Autant dire que les choix et les stratégies seront complexes entre tous ces échelons territoriaux et les interférences en termes de carrières. Pour l’instant avec cette déclaration du 29 octobre 2018 les élus semblent plutôt être en phase et alignés … mais leur volonté de faire de la « Collectivité Européenne d’Alsace » une véritable entité politique efficace risque de s’effriter -au moins dans les discours- et multiplier les clivages. Ce contexte peut peser sur les vitalités démocratiques, peut risquer de décevoir si la baudruche de cette nouvelle entité se dégonfle et peut obscurcir l’horizon culturel des alsaciens, au risque du sécessionnisme.

 

C’est pourquoi il convient de donner le mot de la fin à l’historien de l’Alsace, Georges Bischoff, pour qui la véritable grandeur de l’Alsace :

 

« (…) n’a pas besoin de se traduire dans des institutions spécifiques pour s’affirmer » ; « (…) c’est là que réside, historiquement, la véritable grandeur de l’Alsace, des circonstances répétées ont amené les Alsaciens (ou des Alsaciens) à se reconnaître – volontairement – dans quelque chose d’universel qui transcendait leur identité locale.

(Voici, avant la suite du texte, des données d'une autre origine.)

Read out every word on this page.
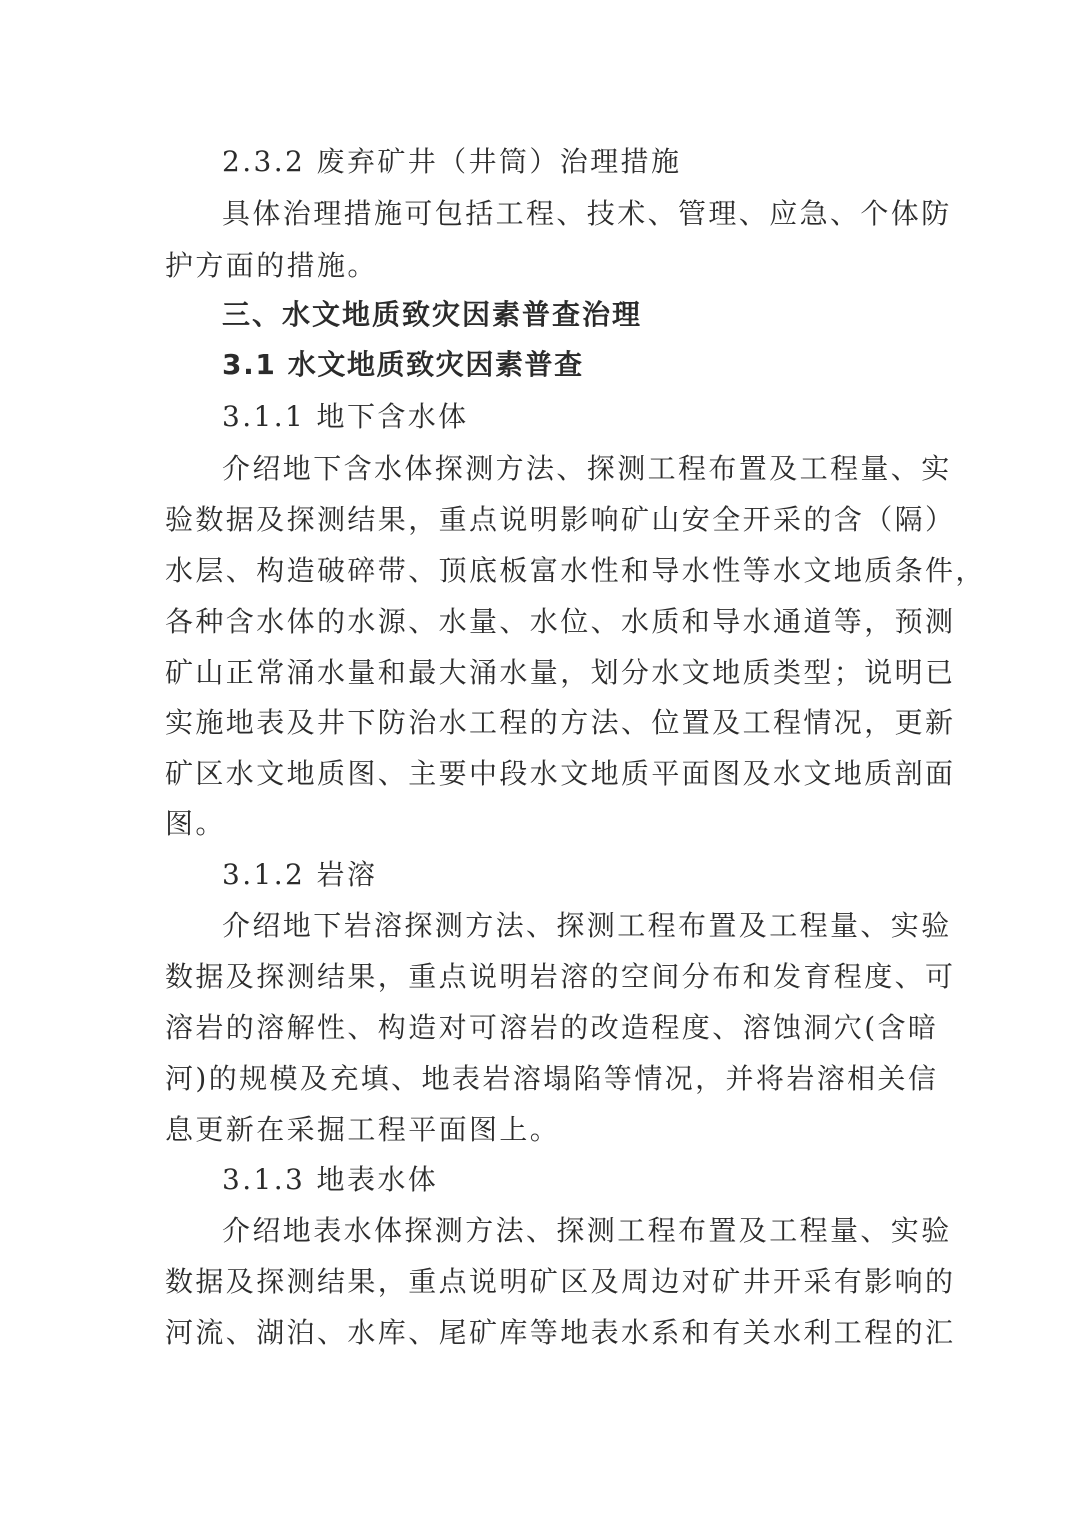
2.3.2 废弃矿井（井筒）治理措施
具体治理措施可包括工程、技术、管理、应急、个体防
护方面的措施。
三、水文地质致灾因素普查治理
3.1 水文地质致灾因素普查
3.1.1 地下含水体
介绍地下含水体探测方法、探测工程布置及工程量、实
验数据及探测结果，重点说明影响矿山安全开采的含（隔）
水层、构造破碎带、顶底板富水性和导水性等水文地质条件，
各种含水体的水源、水量、水位、水质和导水通道等，预测
矿山正常涌水量和最大涌水量，划分水文地质类型；说明已
实施地表及井下防治水工程的方法、位置及工程情况，更新
矿区水文地质图、主要中段水文地质平面图及水文地质剖面
图。
3.1.2 岩溶
介绍地下岩溶探测方法、探测工程布置及工程量、实验
数据及探测结果，重点说明岩溶的空间分布和发育程度、可
溶岩的溶解性、构造对可溶岩的改造程度、溶蚀洞穴(含暗
河)的规模及充填、地表岩溶塌陷等情况，并将岩溶相关信
息更新在采掘工程平面图上。
3.1.3 地表水体
介绍地表水体探测方法、探测工程布置及工程量、实验
数据及探测结果，重点说明矿区及周边对矿井开采有影响的
河流、湖泊、水库、尾矿库等地表水系和有关水利工程的汇
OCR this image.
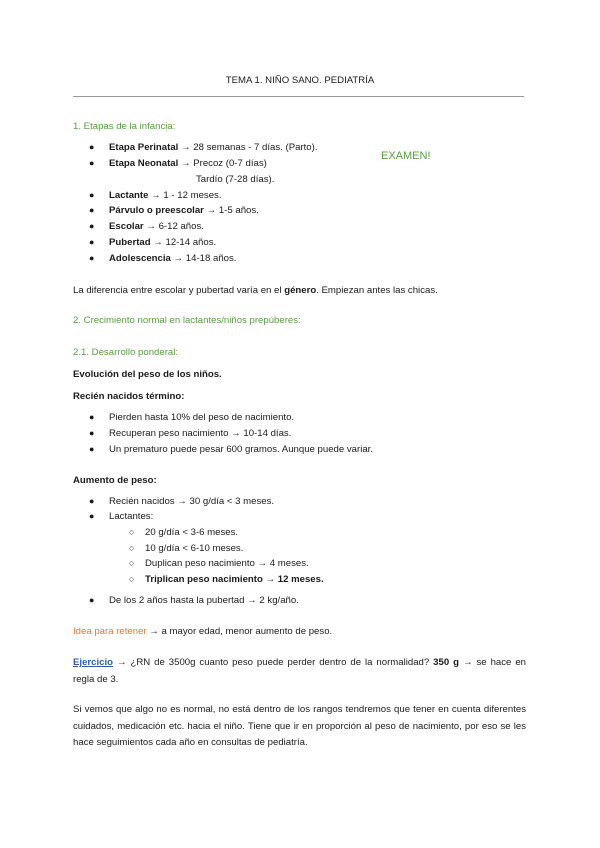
TEMA 1. NIÑO SANO. PEDIATRÍA
1. Etapas de la infancia:
EXAMEN!
● Etapa Perinatal → 28 semanas - 7 días. (Parto).
● Etapa Neonatal → Precoz (0-7 días)
Tardío (7-28 días).
● Lactante → 1 - 12 meses.
● Párvulo o preescolar → 1-5 años.
● Escolar → 6-12 años.
● Pubertad → 12-14 años.
● Adolescencia → 14-18 años.
La diferencia entre escolar y pubertad varía en el género. Empiezan antes las chicas.
2. Crecimiento normal en lactantes/niños prepúberes:
2.1. Desarrollo ponderal:
Evolución del peso de los niños.
Recién nacidos término:
● Pierden hasta 10% del peso de nacimiento.
● Recuperan peso nacimiento → 10-14 días.
● Un prematuro puede pesar 600 gramos. Aunque puede variar.
Aumento de peso:
● Recién nacidos → 30 g/día < 3 meses.
● Lactantes:
○ 20 g/día < 3-6 meses.
○ 10 g/día < 6-10 meses.
○ Duplican peso nacimiento → 4 meses.
○ Triplican peso nacimiento → 12 meses.
● De los 2 años hasta la pubertad → 2 kg/año.
Idea para retener → a mayor edad, menor aumento de peso.
Ejercicio → ¿RN de 3500g cuanto peso puede perder dentro de la normalidad? 350 g → se hace en regla de 3.
Si vemos que algo no es normal, no está dentro de los rangos tendremos que tener en cuenta diferentes cuidados, medicación etc. hacia el niño. Tiene que ir en proporción al peso de nacimiento, por eso se les hace seguimientos cada año en consultas de pediatría.
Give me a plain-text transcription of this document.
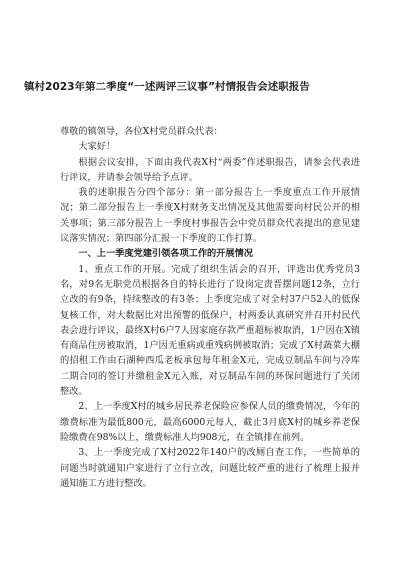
镇村2023年第二季度“一述两评三议事”村情报告会述职报告

尊敬的镇领导，各位X村党员群众代表：

大家好！

根据会议安排，下面由我代表X村“两委”作述职报告，请参会代表进行评议，并请参会领导给予点评。

我的述职报告分四个部分：第一部分报告上一季度重点工作开展情况；第二部分报告上一季度X村财务支出情况及其他需要向村民公开的相关事项；第三部分报告上一季度村事报告会中党员群众代表提出的意见建议落实情况；第四部分汇报一下季度的工作打算。

一、上一季度党建引领各项工作的开展情况

1、重点工作的开展。完成了组织生活会的召开，评选出优秀党员3名，对9名无职党员根据各自的特长进行了设岗定责晋摆问题12条，立行立改的有9条，持续整改的有3条；上季度完成了对全村37户52人的低保复核工作，对大数据比对出预警的低保户，村两委认真研究并召开村民代表会进行评议，最终X村6户7人因家庭存款严重超标被取消，1户因在X镇有商品住房被取消，1户因无重病或重残病例被取消；完成了X村蔬菜大棚的招租工作由石湖种西瓜老板承包每年租金X元，完成豆制品车间与冷库二期合同的签订并缴租金X元入账，对豆制品车间的环保问题进行了关闭整改。

2、上一季度X村的城乡居民养老保险应参保人员的缴费情况，今年的缴费标准为最低800元，最高6000元每人，截止3月底X村的城乡养老保险缴费在98%以上，缴费标准人均908元，在全镇排在前列。

3、上一季度完成了X村2022年140户的改厕自查工作，一些简单的问题当时就通知户家进行了立行立改，问题比较严重的进行了梳理上报并通知施工方进行整改。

Le premier événement : la Révolution française, qui les a inscrits dans une nation, au nom de la Liberté.

Le deuxième est l’annexion à l’Allemagne de Bismarck, qui s’est traduite par une protestation au nom du droit des peuples – et, par l’exil d’une partie de l’élite politique : c’est alors qu’on a inventé une Alsace hors d’Alsace, exemplaire, fondamentalement républicaine, comme prototype d’une « fusion » citoyenne au-delà des différences communautaires. Cette Alsace-là, en 1870-71 a servi à démontrer les concepts d’Egalité et de Fraternité (excusez du peu, mais c’est un fait, qu’ont rappelé les grands esprits du temps). C’est l’Alsace de Marc Bloch.

 

Enfin, troisième épisode – après des incompréhensions réciproques entre les « revenants » d’après 1918 et la génération formée sur place avant 1914, l’annexion de fait par les nazis, et son corollaire : sacrifice, résistance et libération.

Cette grandeur-là n’a pas besoin de se traduire dans des institutions spécifiques pour s’affirmer. » (4)

 

Une belle leçon d’histoire à méditer (pas au « plus que parfait » celle-là) en ce jour de centenaire de fin de la Première Guerre Mondiale.

Le 11 novembre 2018                                                                      

                                                                                                         

Pascal Politanski

ovipal

11 novembre 2018

 

(1) Rue89 Strasbourg relativise l’objectivité de ce sondage en évoquant « la Trumpisation du débat régional» « Rions un peu avec l’Ifop et son sondage sur la « renaissance de l’Alsace », Rue89 Strasbourg, 20 février 2018 (https://www.rue89strasbourg.com/rions-un-peu-avec-lifop-et-son-sondage-sur-la-disparition-de-lalsace-131864)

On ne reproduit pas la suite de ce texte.